Outside of traditional sports stations like ESPN, NFL Network, and FS1, they also have the streaming rights to regional sports networks like Marquee Sports Network, MSG, NESN, AT&T SportsNet Southwest, and AT&T SportsNet Pittsburgh, which also carry a Regional Sports Fee.

“We say, ‘come for the sports, stay for the entertainment. Sports drives acquisitions, it does not drive retention,” Gandler said.

The company doesn’t have TBS and TNT, which seem like would need to be added soon, since starting next season will carry the NHL, MLB, and NBA playoffs.

“Q1 saw several services that didn’t grow, but we saw that in the last Q1,” Gandler said. “What happens is someone cancels cable or satellite in Q1 and they wait until Q3 to sign up, either because they’re getting a new apartment, or it’s the NFL season. That has been, even for traditional cable, a historical time for signups.”

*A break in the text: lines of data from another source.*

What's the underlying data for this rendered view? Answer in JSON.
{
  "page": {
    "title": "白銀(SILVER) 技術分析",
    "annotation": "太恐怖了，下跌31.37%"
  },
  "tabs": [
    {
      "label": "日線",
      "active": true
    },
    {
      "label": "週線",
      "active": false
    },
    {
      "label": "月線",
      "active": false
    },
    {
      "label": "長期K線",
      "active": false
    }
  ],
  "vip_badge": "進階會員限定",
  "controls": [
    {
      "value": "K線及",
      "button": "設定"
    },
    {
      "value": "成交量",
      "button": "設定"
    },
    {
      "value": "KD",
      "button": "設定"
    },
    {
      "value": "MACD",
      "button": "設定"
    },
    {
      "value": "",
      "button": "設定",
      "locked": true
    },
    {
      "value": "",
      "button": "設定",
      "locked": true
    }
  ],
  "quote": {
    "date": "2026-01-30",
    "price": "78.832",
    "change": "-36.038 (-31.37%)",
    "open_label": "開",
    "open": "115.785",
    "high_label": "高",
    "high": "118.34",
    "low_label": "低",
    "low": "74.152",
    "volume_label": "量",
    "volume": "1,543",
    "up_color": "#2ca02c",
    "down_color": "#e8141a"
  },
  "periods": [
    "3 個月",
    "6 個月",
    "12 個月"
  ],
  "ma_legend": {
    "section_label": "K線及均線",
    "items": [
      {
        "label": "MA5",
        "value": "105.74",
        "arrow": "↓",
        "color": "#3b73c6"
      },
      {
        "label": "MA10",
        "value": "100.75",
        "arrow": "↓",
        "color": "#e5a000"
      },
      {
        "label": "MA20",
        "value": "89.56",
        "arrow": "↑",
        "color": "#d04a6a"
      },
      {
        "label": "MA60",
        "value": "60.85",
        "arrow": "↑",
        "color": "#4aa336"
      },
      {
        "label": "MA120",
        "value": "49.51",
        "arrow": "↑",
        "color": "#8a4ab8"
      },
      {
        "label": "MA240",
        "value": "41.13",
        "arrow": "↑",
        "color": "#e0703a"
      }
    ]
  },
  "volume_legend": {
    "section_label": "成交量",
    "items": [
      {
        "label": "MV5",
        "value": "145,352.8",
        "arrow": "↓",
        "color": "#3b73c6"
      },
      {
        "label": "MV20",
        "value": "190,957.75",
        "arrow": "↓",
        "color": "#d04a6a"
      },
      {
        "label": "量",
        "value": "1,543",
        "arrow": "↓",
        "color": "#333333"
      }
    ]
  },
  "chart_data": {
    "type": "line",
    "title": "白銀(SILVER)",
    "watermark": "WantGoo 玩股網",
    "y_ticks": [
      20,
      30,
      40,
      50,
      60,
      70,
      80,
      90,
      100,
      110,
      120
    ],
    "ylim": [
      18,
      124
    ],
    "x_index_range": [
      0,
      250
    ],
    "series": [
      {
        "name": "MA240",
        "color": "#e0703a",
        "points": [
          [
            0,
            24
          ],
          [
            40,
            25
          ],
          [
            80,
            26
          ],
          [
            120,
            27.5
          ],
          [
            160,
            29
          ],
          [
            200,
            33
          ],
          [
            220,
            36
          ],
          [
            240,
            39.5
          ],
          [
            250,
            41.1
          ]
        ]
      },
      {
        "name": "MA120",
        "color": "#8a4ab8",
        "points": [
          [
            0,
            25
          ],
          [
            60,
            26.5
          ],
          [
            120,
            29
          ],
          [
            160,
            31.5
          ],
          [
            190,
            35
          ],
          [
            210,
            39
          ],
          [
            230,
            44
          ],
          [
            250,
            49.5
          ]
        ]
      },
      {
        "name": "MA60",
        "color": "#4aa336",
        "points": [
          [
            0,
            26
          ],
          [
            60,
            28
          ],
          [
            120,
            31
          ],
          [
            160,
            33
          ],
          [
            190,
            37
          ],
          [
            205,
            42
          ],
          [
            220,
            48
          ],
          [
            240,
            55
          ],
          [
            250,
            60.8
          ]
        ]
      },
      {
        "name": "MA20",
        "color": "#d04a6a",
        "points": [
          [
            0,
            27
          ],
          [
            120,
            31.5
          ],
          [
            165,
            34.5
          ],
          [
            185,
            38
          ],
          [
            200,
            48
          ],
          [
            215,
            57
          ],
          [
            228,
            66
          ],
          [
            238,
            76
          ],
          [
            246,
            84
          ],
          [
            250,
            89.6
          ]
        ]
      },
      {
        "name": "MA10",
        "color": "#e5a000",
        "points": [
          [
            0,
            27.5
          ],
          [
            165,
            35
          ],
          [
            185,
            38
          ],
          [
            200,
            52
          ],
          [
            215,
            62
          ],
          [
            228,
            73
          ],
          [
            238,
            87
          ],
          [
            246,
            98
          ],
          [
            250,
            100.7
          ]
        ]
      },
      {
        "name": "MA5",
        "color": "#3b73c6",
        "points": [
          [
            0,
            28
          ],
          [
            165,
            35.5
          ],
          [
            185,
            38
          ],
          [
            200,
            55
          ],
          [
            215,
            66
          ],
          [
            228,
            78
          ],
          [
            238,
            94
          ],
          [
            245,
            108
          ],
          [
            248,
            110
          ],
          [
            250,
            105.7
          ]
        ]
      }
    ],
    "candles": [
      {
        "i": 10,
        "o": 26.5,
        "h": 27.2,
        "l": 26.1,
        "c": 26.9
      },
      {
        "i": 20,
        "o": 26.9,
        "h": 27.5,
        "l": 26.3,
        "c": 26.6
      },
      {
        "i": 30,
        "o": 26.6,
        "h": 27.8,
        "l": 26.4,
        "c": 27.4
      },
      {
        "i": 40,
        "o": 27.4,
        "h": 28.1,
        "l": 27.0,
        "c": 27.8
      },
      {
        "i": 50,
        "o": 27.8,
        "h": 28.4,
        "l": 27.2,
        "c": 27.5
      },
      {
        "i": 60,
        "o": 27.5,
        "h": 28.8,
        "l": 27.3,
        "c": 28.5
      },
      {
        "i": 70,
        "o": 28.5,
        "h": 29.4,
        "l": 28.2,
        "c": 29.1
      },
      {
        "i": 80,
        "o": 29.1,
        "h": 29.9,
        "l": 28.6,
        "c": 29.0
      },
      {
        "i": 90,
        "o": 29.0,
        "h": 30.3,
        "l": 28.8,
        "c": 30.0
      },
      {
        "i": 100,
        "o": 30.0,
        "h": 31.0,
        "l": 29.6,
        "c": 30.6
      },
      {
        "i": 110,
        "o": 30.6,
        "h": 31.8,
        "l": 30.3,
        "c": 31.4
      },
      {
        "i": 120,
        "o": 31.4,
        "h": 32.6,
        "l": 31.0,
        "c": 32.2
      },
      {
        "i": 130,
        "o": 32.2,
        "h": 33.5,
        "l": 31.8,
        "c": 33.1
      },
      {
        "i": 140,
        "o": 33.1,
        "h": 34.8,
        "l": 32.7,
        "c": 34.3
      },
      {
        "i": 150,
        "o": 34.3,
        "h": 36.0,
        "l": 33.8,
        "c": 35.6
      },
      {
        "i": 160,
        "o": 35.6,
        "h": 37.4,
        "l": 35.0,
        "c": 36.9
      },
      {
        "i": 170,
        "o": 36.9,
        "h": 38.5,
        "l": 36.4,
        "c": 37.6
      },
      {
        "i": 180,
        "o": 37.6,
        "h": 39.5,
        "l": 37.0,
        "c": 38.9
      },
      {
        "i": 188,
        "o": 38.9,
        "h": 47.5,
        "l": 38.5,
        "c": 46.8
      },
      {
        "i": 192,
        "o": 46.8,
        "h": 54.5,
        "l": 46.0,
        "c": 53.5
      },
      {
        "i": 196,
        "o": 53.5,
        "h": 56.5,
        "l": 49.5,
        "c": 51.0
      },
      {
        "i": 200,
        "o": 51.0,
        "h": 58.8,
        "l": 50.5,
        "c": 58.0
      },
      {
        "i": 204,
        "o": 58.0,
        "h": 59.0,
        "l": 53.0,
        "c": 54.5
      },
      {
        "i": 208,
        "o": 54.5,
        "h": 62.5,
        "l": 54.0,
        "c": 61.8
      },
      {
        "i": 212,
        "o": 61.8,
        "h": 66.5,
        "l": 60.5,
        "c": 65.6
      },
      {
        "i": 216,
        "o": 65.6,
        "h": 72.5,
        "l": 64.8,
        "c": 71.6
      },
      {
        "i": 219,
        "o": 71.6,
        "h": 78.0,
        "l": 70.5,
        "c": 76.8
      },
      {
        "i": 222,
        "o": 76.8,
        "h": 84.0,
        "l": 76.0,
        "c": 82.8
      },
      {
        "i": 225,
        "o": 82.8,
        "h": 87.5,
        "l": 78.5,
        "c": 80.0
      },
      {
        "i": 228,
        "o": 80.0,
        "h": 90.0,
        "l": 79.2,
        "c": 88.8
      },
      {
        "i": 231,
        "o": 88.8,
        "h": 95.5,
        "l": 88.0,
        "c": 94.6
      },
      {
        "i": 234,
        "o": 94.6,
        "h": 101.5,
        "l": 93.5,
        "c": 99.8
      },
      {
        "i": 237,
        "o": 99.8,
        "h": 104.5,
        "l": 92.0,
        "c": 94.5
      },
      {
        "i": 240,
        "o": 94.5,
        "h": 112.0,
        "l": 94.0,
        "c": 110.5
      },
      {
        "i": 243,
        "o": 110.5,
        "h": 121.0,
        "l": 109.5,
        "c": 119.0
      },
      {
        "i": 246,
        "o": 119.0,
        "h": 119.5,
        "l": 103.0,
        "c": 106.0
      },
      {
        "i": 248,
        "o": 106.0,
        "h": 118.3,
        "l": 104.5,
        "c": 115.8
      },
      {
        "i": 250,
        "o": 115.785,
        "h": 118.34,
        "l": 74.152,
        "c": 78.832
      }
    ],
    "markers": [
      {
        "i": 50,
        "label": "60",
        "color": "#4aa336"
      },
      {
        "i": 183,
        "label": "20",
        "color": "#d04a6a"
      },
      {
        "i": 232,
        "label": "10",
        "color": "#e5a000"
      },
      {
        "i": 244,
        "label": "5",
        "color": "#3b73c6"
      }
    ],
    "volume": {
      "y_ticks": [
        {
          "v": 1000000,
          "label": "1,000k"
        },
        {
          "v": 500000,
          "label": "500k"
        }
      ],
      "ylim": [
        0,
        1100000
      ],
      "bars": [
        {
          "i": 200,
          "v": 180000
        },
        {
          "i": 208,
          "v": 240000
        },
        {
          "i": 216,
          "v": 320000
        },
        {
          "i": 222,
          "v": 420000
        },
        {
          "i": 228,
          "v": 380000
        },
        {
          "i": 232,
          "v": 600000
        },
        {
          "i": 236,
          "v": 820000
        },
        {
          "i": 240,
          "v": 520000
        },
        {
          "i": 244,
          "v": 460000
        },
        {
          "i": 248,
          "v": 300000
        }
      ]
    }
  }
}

Gandler’s words are interesting, as rare is the situation where a live TV streaming service and a standalone SVOD service join forces. The closest outside example could be Hulu and Hulu Live TV, or YouTube TV and YouTube which act as complements to one another in the live/on-demand space.

“We know that media companies will eventually have to raise prices,” Gandler said. “Why? Because sports rights continue to cost more — we saw that with the NFL deal that was up 100% — we’ve seen that with more competition with respect to entertainment content with Apple and Amazon and others getting in to acquire series. Everyone is generally going to be paying more. Prices for those SVOD services right now are low because they want to get as many people in the door as possible, but ultimately prices will go up.”

If a SVOD service is interested in collaborating, we’re sure Gandler would be willing to listen.